Compare this estimate against your team's capacity. A rule generating hundreds of alerts per day may need to be narrowed before it delivers value.
If volume is too high, consider:
- Narrowing the query to be more specific.
- Adding alert suppression to deduplicate repeated alerts for the same entity.
- Adjusting the rule's schedule interval if a longer interval is acceptable for the threat you're detecting.

Assess false positive rate

A rule that produces mostly false positives trains analysts to ignore it. Evaluate the signal-to-noise ratio before going live.

Sample 20 to 50 results from your preview and classify each as a true positive, false positive, or uncertain.
If more than half are false positives, refine the rule before enabling it.
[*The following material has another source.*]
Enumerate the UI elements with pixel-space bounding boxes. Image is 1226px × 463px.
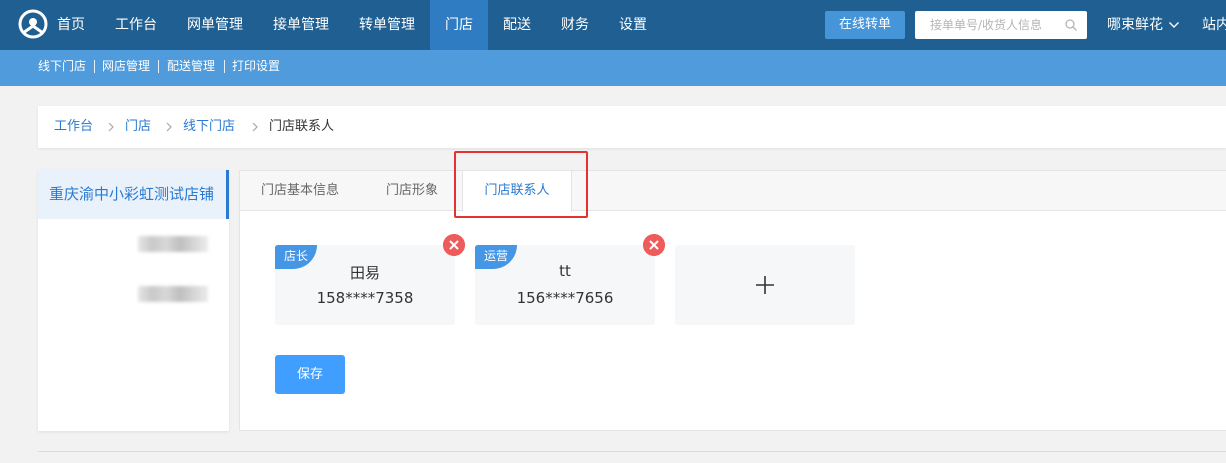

Common adjustments include:
- Adding field constraints to the query (for example, excluding known service accounts or internal IP ranges).
- Preparing exceptions for specific known-safe cases.
- Switching to a more targeted rule type if the current type is too broad for the detection goal.
Document the false positive patterns you find. This helps other analysts understand the rule's limitations and speeds up triage.

Shadow deployment

Shadow deployment means enabling a rule in production but suppressing its notifications so you can observe real alert output before analysts are paged.

Create and enable the rule normally.
Snooze the rule's actions to suppress notifications. The rule runs on its schedule and writes alerts to the index, but no emails, Slack messages, or webhook calls are sent.
Let the rule run for a representative period (typically 3 to 7 days).
Review the alerts it generates in the Alerts table. Evaluate:
- Is the volume manageable?
- Are the alerts actionable?
- Do any patterns suggest the query needs further tuning or exceptions?
Once you're confident in the rule's output, unsnooze the actions to begin sending notifications.

Tip

Shadow deployment is especially useful for rules that are difficult to validate with historical data alone, such as threshold rules where volume depends on live traffic patterns, or machine learning rules where anomaly baselines evolve over time.

Post-enablement monitoring

Validation doesn't end when a rule goes live. Monitor newly enabled rules closely during their first weeks in production.

Check execution health. Use the Rule Monitoring tab to confirm the rule is executing successfully and not timing out or failing.
Track alert volume trends. A sudden spike or drop in alert volume can indicate a change in the data source, a rule misconfiguration, or an emerging incident.
Collect analyst feedback. Ask the analysts triaging the rule's alerts whether they find them actionable. If a rule consistently produces alerts that are closed without investigation, it needs further tuning.
Review after one to two weeks. Revisit the rule's configuration after it has run through a full operational cycle. Adjust the query, exceptions, suppression, or schedule based on what you've learned.

Test rules externally with Detection-as-Code

If you manage rules outside of the Kibana UI, you can use Detection-as-Code (DaC) workflows to test rules before deploying them. The Elastic Security Labs team maintains the detection-rules repo, which provides tooling for developing, testing, and releasing detection rules programmatically.

DaC workflows let you:

Validate rule syntax and schema before deployment.
Run unit tests against rule logic in a CI/CD pipeline.
Track rule changes in version control for auditability.

To get started, refer to the DaC documentation. For managing rules through the API, refer to Using the API.